For instance, we could calculate an "index of inequality" as:

  • the sum of all the differences in the incomes of people,
  • Or as the sum of all differences from the average.
  • Or from the median.

In short, there are many ways such an index might be defined, which affects how big a priority it is for the group. What are the main approaches of measuring the rate of equality of allocation of resources in general?

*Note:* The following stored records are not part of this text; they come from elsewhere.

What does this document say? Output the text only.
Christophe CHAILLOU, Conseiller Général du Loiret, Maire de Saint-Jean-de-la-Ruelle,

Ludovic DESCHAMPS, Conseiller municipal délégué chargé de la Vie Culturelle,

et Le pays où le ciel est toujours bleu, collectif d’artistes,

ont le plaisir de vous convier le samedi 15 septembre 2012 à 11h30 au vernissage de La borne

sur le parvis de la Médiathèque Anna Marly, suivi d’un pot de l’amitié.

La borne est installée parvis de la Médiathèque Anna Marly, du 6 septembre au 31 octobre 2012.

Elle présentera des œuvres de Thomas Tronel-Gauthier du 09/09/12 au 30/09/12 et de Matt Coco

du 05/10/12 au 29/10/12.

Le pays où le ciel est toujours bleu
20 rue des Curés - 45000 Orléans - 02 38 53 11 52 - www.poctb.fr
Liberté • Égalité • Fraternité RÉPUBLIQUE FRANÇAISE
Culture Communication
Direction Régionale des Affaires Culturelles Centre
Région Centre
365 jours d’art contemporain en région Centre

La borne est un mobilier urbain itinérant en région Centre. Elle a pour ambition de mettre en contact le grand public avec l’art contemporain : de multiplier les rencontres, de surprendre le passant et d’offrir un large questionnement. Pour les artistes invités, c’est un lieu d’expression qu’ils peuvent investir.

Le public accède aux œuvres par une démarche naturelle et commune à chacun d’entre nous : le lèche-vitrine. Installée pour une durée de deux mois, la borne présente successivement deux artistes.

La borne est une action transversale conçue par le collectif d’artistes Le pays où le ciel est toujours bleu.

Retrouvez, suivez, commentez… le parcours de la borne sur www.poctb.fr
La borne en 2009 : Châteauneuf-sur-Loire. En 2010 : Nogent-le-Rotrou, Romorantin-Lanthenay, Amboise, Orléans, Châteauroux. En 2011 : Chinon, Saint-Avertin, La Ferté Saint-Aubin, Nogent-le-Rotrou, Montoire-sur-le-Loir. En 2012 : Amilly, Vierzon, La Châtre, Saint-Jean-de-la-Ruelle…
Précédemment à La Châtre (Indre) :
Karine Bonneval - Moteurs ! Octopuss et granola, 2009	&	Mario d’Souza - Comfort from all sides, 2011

  • "Strictly matyematically" makes no sense .... Divide the total amount of money for the number of people. Jan 15 '17 at 11:34
  • @MauroALLEGRANZA You're right, I'll edit it,m I jusat wanted to express I'm asking for the theories that are, indeed, subjective models of equality but models still possible to describe mathematically.
    – Probably
    Jan 15 '17 at 12:11
  • @MauroALLEGRANZA But there's one more important thing you might miss: It's not about total equality but the degrere of equality. Of course, total equality is when everybody gets the average. Though, it's not so clear for example if you compare one situation where there are three equal groups, one with 1$, one with 2$ and one with 3$ and when you compare the situation when most people get 2$, a little people get 0$ and a few people get 4$.
    – Probably
    Jan 15 '17 at 12:16
  • 1
    I think you mean to ask "what mathematical models of equality are there", or maybe even "what mathematical models of social equality are there". Is that right? I think the question is a little clearer if posed that way.
    – Eliran
    Jan 16 '17 at 10:14
  • @EliranH Yeah, thank you I've used the formulation I've been given when asking on Politics.
    – Probably
    Jan 16 '17 at 11:07

To give a terribly unphilosophical answer informed rather by economics:

As purely mathematical and for wealth distribution only (as per OP) the Gini coefficient and normally nothing else, really.

It is the most popular inequality index.


The work of John Rawls is probably the major effort of the twentieth century in analyzing the questions of freedom and equality. I recommend Justice as Fairness. The book is not an easy read, but Rawls lays out his arguments in detail.